We dove into the Intelligize platform and found that the data bears out that claim. If that doesn’t surprise you, this might: large public companies are having a rougher time of it than their smaller counterparts. In fact, in a review of filings from 560 domestic non-SPAC companies that went public in 2020-22, large accelerated filers reported weak internal controls at a rate (17%) more than five times higher than smaller reporting companies (3.3%).

Across all 560 companies in our sample, 7.7% have disclosed material weakness in their internal controls. That’s more than twice the rate of the 353 smaller reporting companies we studied. Emerging growth companies beat the overall average as well; only 4.7% of the 378 “EGCs” in our sample reported material weaknesses. (For those doing the math: smaller reporting companies and EGCs are overlapping groups.) The relatively low numbers for EGC should perhaps be expected, as ECGs are exempt from certain SOX-related compliance burdens, including the requirement for an “independent auditor attestation of management assessment of its ICFR.”

Regardless, the collapse of Silicon Valley Bank, which had many venture-backed clients, has focused attention on the lack of financial controls at emerging companies. One industry expert says that 80% of early-stage companies lack a CFO. That sounds like a problem. But our finding that 17% of large accelerated filers have reported weak internal controls suggests that the problems may be even greater at the large end.

So where are these companies falling down? The Deloitte report identified five “pain points” that newly public companies experience in attempting to comply with SOX. Perhaps the least intuitive of those is getting the right IT in place. The report says: “Companies should not underestimate the importance of a sustainable and reliable IT infrastructure to support operational needs and financial reporting requirements.”

But some, apparently, have.
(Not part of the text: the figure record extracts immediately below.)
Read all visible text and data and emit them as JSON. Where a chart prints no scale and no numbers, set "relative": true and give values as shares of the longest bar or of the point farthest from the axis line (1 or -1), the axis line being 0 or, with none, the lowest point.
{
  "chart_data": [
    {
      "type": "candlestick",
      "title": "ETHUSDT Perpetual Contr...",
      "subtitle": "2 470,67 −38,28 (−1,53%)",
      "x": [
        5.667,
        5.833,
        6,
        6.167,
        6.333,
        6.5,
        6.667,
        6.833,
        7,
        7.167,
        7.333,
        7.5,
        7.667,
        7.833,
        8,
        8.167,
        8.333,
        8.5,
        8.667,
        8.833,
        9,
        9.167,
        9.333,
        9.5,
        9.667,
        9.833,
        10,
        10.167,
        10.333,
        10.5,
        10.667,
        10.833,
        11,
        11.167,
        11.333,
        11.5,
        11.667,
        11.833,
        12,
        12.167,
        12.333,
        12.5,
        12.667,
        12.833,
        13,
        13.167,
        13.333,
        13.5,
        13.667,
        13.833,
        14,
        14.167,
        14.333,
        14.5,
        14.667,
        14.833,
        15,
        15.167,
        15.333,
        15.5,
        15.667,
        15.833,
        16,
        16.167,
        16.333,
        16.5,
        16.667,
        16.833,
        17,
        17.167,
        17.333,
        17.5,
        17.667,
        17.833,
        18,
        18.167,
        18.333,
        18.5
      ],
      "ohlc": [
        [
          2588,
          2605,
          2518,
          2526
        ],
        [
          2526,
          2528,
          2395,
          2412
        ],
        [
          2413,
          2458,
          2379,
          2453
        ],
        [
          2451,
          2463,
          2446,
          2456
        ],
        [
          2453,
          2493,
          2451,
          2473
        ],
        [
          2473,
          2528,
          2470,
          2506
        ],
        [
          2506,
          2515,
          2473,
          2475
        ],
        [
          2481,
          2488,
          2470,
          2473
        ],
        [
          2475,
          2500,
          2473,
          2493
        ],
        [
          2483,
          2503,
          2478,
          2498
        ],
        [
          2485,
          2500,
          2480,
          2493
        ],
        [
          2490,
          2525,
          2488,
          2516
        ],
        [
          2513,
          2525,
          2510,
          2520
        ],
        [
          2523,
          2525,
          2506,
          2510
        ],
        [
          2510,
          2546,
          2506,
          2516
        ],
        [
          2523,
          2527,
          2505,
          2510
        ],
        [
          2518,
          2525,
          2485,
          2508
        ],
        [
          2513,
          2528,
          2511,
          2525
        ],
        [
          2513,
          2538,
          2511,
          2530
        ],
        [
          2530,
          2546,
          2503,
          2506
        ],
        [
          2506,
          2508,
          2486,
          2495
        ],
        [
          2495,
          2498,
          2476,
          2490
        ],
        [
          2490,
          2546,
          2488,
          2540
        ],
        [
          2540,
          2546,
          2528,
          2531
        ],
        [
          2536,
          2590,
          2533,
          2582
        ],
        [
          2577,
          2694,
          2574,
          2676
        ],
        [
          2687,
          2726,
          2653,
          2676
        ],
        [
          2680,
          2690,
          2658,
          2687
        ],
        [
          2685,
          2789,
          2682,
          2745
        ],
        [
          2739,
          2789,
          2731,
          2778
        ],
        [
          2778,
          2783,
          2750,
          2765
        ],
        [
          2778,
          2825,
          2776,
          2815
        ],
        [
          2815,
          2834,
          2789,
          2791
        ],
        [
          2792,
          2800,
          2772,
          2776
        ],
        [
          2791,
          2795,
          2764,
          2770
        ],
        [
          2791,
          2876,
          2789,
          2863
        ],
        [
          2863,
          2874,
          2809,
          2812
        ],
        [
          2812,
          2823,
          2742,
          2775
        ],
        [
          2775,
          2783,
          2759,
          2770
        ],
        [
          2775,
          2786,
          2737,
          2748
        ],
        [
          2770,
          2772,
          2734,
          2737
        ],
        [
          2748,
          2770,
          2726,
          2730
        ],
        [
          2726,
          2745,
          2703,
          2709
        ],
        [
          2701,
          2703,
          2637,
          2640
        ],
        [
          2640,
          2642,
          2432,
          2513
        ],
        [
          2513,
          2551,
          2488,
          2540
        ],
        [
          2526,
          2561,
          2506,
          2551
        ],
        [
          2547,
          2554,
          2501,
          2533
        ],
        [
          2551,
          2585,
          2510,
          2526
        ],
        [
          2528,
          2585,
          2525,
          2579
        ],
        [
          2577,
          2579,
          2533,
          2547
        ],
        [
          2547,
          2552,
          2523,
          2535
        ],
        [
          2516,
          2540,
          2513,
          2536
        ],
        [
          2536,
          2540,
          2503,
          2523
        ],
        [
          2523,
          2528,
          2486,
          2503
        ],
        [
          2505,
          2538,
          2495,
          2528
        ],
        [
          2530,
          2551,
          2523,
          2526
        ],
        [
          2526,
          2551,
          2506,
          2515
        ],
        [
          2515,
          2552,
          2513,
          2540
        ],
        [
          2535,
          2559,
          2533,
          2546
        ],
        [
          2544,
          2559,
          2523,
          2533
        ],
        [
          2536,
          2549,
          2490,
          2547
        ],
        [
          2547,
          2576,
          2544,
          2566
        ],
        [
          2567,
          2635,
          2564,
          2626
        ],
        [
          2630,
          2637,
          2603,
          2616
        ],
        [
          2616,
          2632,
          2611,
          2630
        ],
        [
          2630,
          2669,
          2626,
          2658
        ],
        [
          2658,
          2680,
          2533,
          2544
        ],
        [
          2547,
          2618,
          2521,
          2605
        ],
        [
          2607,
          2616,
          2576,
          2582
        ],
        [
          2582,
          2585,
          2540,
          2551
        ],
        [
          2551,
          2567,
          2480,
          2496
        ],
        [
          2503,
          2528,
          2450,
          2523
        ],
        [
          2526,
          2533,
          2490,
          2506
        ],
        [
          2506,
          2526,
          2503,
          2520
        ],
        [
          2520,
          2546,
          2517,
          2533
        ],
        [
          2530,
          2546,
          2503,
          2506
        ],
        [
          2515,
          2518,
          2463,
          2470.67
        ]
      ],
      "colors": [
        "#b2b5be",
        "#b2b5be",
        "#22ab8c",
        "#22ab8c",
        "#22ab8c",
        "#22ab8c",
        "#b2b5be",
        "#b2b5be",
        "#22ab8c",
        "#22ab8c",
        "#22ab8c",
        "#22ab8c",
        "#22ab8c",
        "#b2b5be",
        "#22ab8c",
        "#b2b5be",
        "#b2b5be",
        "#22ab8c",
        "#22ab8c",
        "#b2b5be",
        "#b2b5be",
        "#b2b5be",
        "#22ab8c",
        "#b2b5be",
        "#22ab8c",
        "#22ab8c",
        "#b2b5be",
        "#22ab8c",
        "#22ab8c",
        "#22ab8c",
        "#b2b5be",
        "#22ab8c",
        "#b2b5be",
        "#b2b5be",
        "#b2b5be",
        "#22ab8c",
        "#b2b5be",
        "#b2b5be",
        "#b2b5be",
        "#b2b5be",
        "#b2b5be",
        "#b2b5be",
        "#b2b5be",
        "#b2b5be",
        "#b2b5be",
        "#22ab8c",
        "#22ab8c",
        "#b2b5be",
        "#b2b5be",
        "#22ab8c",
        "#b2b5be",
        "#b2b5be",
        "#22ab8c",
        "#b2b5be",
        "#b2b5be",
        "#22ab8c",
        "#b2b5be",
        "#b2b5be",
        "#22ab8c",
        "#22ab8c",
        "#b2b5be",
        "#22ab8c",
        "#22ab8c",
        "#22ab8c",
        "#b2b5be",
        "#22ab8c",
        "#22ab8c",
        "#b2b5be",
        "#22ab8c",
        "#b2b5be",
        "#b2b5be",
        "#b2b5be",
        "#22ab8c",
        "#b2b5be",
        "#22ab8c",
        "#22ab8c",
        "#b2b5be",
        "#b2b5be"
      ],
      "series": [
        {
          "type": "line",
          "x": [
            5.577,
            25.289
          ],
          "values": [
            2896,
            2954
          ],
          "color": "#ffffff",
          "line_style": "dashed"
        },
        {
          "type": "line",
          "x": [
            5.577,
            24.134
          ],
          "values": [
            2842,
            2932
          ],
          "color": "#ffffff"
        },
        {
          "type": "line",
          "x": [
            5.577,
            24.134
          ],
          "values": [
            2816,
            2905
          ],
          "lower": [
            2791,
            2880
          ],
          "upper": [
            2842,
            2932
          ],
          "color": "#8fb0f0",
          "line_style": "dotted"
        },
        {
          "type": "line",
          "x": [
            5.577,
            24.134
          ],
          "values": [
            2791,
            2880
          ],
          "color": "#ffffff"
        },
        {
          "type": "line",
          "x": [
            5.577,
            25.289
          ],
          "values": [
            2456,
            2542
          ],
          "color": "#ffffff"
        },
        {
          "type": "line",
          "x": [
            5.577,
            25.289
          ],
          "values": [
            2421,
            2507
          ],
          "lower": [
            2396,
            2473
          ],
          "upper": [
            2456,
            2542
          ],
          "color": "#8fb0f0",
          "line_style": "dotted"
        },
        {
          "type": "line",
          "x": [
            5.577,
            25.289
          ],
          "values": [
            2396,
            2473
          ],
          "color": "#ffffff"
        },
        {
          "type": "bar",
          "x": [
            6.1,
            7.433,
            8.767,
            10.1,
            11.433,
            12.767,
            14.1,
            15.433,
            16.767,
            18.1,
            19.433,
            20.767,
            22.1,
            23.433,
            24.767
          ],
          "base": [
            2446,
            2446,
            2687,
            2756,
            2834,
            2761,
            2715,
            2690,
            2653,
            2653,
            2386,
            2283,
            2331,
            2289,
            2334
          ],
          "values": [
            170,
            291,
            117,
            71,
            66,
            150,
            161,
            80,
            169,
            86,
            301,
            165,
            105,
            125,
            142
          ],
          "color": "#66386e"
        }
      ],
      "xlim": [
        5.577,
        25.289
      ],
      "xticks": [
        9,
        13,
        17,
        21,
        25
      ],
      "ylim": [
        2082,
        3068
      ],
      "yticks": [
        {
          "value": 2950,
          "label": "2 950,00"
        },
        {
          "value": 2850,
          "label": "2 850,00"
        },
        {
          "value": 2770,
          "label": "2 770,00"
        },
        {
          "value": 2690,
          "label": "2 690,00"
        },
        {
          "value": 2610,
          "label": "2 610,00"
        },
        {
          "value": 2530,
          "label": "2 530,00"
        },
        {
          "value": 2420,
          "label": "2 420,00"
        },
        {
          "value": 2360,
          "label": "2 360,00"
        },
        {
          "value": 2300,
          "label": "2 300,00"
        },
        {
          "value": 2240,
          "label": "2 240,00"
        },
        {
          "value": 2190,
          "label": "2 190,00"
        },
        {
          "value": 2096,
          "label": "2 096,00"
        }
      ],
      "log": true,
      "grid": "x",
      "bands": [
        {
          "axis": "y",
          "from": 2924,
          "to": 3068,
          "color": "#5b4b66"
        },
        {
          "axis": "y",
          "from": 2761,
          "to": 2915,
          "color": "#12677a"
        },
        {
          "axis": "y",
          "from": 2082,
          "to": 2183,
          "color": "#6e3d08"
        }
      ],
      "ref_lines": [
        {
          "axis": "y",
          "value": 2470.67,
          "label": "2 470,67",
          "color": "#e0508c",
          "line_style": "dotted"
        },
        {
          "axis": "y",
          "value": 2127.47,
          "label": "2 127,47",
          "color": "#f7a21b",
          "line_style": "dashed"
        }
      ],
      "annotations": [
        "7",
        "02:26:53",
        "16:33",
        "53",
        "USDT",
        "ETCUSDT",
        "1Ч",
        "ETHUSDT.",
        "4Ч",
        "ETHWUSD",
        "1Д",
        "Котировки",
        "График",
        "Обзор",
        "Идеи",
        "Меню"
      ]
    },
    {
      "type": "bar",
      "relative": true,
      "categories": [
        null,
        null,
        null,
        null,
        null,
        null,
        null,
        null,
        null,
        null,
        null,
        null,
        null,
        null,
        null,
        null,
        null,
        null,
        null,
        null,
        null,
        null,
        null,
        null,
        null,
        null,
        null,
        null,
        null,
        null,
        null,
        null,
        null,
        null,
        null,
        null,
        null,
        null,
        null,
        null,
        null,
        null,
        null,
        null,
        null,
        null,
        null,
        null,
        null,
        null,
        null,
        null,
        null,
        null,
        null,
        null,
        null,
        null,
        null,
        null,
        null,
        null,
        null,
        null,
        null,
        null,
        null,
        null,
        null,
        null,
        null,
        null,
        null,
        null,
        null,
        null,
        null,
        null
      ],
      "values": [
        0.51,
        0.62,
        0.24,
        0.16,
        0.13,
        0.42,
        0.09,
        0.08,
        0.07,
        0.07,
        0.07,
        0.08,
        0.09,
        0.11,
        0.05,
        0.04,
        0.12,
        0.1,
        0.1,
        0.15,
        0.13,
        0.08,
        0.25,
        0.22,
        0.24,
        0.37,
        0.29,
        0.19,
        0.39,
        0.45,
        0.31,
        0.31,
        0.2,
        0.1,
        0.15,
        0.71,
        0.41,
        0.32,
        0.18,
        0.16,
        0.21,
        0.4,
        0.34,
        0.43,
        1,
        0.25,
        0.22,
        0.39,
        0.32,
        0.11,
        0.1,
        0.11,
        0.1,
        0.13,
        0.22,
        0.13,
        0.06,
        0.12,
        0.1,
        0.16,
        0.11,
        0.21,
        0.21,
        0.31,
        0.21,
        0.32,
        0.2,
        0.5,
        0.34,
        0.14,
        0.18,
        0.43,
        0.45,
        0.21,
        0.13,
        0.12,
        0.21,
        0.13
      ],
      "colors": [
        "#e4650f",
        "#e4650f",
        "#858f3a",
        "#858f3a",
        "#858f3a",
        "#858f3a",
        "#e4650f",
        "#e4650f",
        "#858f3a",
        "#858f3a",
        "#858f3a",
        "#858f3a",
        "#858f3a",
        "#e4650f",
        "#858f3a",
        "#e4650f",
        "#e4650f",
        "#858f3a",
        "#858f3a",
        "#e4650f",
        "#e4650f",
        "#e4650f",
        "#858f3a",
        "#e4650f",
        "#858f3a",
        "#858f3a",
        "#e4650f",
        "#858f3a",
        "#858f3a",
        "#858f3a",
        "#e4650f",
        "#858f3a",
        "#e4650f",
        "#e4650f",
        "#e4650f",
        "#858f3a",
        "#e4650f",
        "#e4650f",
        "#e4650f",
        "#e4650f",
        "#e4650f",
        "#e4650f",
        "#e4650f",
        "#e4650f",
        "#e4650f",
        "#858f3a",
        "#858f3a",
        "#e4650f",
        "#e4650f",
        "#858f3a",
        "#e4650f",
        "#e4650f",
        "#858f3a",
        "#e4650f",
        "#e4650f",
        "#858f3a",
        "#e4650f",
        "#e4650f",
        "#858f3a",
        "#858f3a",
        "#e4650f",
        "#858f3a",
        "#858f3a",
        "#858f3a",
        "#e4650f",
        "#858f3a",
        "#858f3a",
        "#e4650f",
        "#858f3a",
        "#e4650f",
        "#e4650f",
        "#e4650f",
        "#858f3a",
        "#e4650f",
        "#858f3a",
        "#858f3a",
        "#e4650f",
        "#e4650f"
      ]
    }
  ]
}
In a 10-K filed in March, Compass Inc. acknowledged that it lacked “sufficient oversight of activities related to internal control over financial reporting,” and attributed that, in part, to its failure to “design and maintain effective controls over information technology, or IT.” After going into some detail on its IT deficiencies, including inadequate “user access controls,” Compass noted that its various IT shortcomings, “in the aggregate constitute a material weakness.” Likewise, in a 10-K from December, Weber Inc. also disclosed that it failed to “maintain adequate user controls” for its “financial IT applications, programs and data.”

Other companies have pointed to issues that Deloitte did not specifically identify. Goldenwell Biotech Inc., for instance, noted the fact that its board of directors does not have a majority of independent or outside members, and characterized that as a deficiency in its internal controls over financial reporting.

Regardless of the particular weakness, the companies reporting them can only hope that they are more passing fad than long-lived pain—more Nickelback, that is, than Springsteen.